The origin of the tradition of weaving in Laos goes back many, many generations. As far as I know, weaving has always been a part of my family. I saw my grandmother making the most beautiful scarves I have ever seen. That’s how my mum learned the skill and then taught me when I turned eight years old. I grew up weaving. I was the only girl out of four children so I had to inherit this craft from my mum. Sometimes it was hard to sit at the loom with all the threads instead of playing with my brothers. But now that I am grown, I’m happy to have learned this skill to sustain a bright future for the weaving Industry in Laos.

When did you start this initiative?

My co-founder, Joanna, and I started thinking of starting this social business in early 2000 and finally opened as Ock Pop Tok Living Crafts Center and shops in Luang Prabang in 2005. From then on we tried to support the weaving villages and employed a couple of the best handicraft producers to come work for us. We also started organizing workshops for visitors to learn the beauty of this iconic handicraft.

Are you teaching the weaving skills yourself and how often do you get weaving students?

I am not weaving anymore.

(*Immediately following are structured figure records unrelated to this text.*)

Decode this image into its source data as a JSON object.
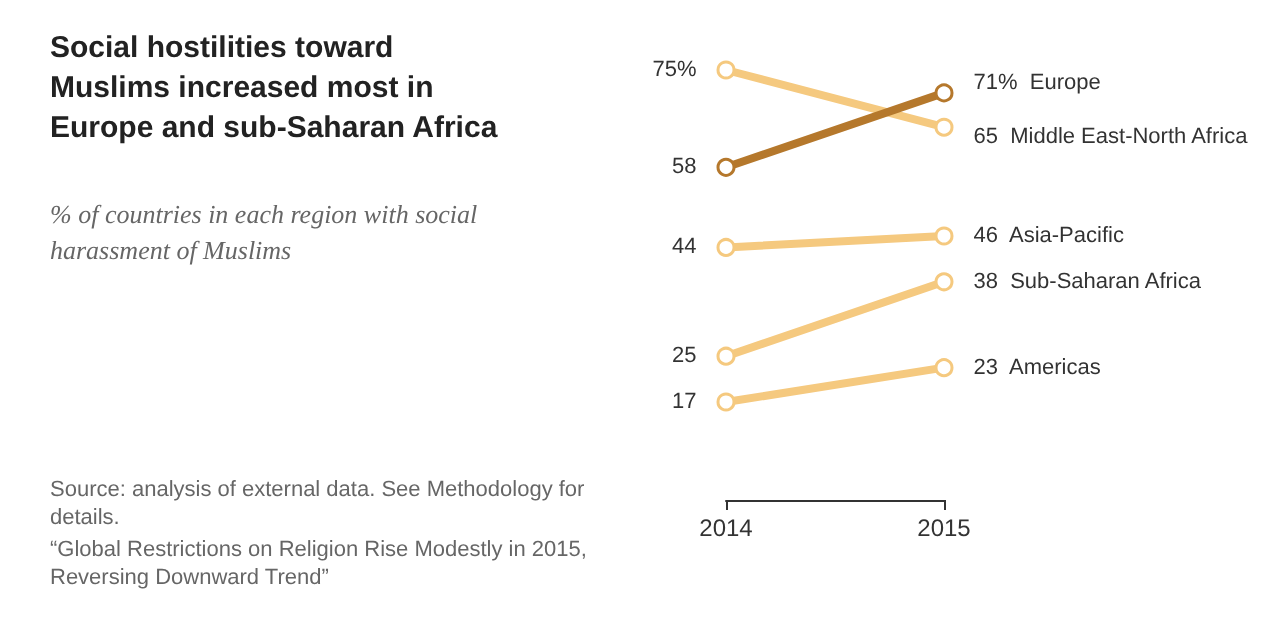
{
  "chart_data": {
    "type": "line",
    "title": "Social hostilities toward Muslims increased most in Europe and sub-Saharan Africa",
    "subtitle": "% of countries in each region with social harassment of Muslims",
    "categories": [
      "2014",
      "2015"
    ],
    "marker": "circle",
    "grid": false,
    "legend": false,
    "series": [
      {
        "name": "Middle East-North Africa",
        "color": "#f5c97f",
        "values": [
          75,
          65
        ],
        "value_labels": [
          "75%",
          "65"
        ]
      },
      {
        "name": "Asia-Pacific",
        "color": "#f5c97f",
        "values": [
          44,
          46
        ],
        "value_labels": [
          "44",
          "46"
        ]
      },
      {
        "name": "Sub-Saharan Africa",
        "color": "#f5c97f",
        "values": [
          25,
          38
        ],
        "value_labels": [
          "25",
          "38"
        ]
      },
      {
        "name": "Americas",
        "color": "#f5c97f",
        "values": [
          17,
          23
        ],
        "value_labels": [
          "17",
          "23"
        ]
      },
      {
        "name": "Europe",
        "color": "#b5782c",
        "values": [
          58,
          71
        ],
        "value_labels": [
          "58",
          "71%"
        ]
      }
    ],
    "annotations": [
      "Source: analysis of external data. See Methodology for details.",
      "“Global Restrictions on Religion Rise Modestly in 2015, Reversing Downward Trend”"
    ]
  }
}
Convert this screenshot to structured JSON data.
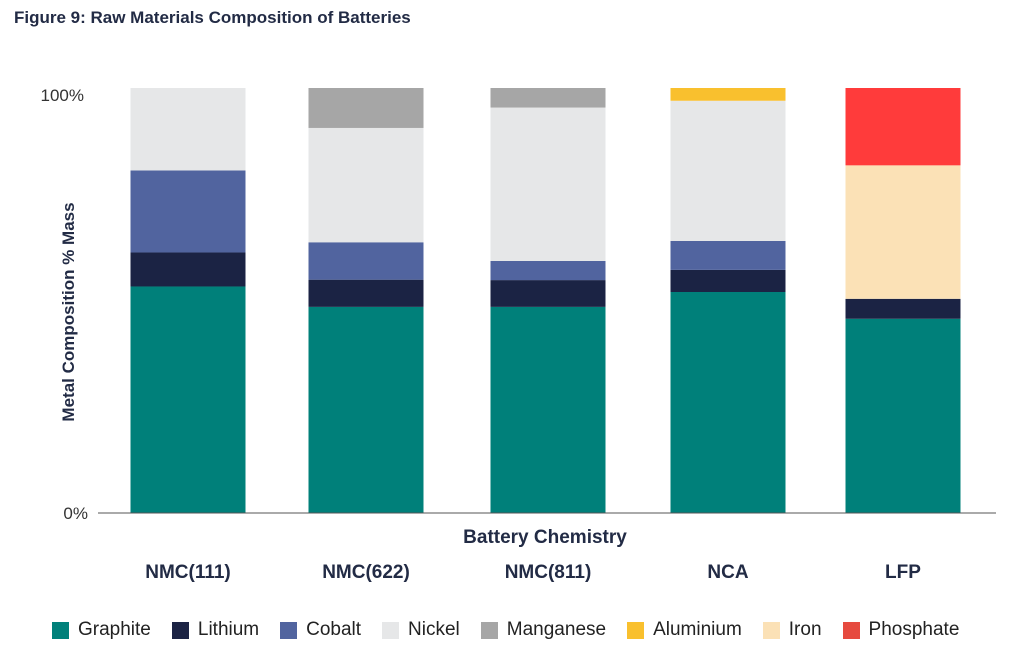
{
  "figure_title": "Figure 9:  Raw Materials Composition of Batteries",
  "chart_data": {
    "type": "bar",
    "stacked": true,
    "title": "Figure 9:  Raw Materials Composition of Batteries",
    "xlabel": "Battery Chemistry",
    "ylabel": "Metal Composition % Mass",
    "y_tick_labels": [
      "0%",
      "100%"
    ],
    "ylim": [
      0,
      100
    ],
    "categories": [
      "NMC(111)",
      "NMC(622)",
      "NMC(811)",
      "NCA",
      "LFP"
    ],
    "series": [
      {
        "name": "Graphite",
        "color": "#00807a",
        "values": [
          53.3,
          48.5,
          48.5,
          52.0,
          45.7
        ]
      },
      {
        "name": "Lithium",
        "color": "#1b2344",
        "values": [
          8.0,
          6.4,
          6.3,
          5.2,
          4.7
        ]
      },
      {
        "name": "Cobalt",
        "color": "#51649f",
        "values": [
          19.3,
          8.8,
          4.5,
          6.8,
          0
        ]
      },
      {
        "name": "Nickel",
        "color": "#e6e7e8",
        "values": [
          19.4,
          26.9,
          36.1,
          33.0,
          0
        ]
      },
      {
        "name": "Manganese",
        "color": "#a6a6a6",
        "values": [
          0,
          9.4,
          4.6,
          0,
          0
        ]
      },
      {
        "name": "Aluminium",
        "color": "#f9c02e",
        "values": [
          0,
          0,
          0,
          3.0,
          0
        ]
      },
      {
        "name": "Iron",
        "color": "#fbe1b6",
        "values": [
          0,
          0,
          0,
          0,
          31.4
        ]
      },
      {
        "name": "Phosphate",
        "color": "#ff3b3b",
        "values": [
          0,
          0,
          0,
          0,
          18.2
        ]
      }
    ],
    "legend_position": "bottom",
    "grid": false
  },
  "legend": [
    {
      "label": "Graphite",
      "color": "#00807a"
    },
    {
      "label": "Lithium",
      "color": "#1b2344"
    },
    {
      "label": "Cobalt",
      "color": "#51649f"
    },
    {
      "label": "Nickel",
      "color": "#e6e7e8"
    },
    {
      "label": "Manganese",
      "color": "#a6a6a6"
    },
    {
      "label": "Aluminium",
      "color": "#f9c02e"
    },
    {
      "label": "Iron",
      "color": "#fbe1b6"
    },
    {
      "label": "Phosphate",
      "color": "#e64a3f"
    }
  ]
}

Ock Pop Tok shops (two in Luang Prabang old town and one at the Living Crafts Center) we now employ over 40 weavers making all the handicraft products we sell. Joanna and I do the workshops and explain everything about the weaving process. Our educational program is different in that we take interns, volunteers who like to learn weaving. Mostly they are foreign travelers who love textiles and want to learn about weaving. Some stay one month and if they like it even as long as six months. Each year it differs how many long-term interns we have. The average is two persons per year. Feel free to become our intern!

Can you describe a typical day in your Living Crafts Center?

There is no typical day for us as the staff of Ock Pop Tok is a social business. It all depends on visitors, bookings, new products, and events. We also have a bed and breakfast accommodation at our Living Crafts Center, so a day for us mostly starts with preparing breakfast for our guests in our small restaurant overlooking the Mekong River. In the meantime, we prepare things for the shop, place and label new products and the booking manager will check if everything is ready for visitor tours and workshops. Sometimes there are events in the Living Crafts Centre such as Mekong Terrace in lieu (amazing Mekong sunset view deck, opening for high season).

When it comes to weaving, what’s your favorite theme/style?

At this moment we don’t have a special theme of our handicrafts. We do have traditional style items and modern style items. Most of them, however, are a mix between old and new Lao style.

Do you think Khiri Travel travelers should try weaving?

Yes, of course! Not only do we have the workshops to learn the weaving, but we also we do guided tours through our center where the guide can tell your travelers everything they want to know about the weaving starting with silk worm sericulture to how we make organic dyes for the threads and weaving on the loom. Other visitors just come by to browse our shop, or enjoy a fruit shake or meal at our relaxing restaurant.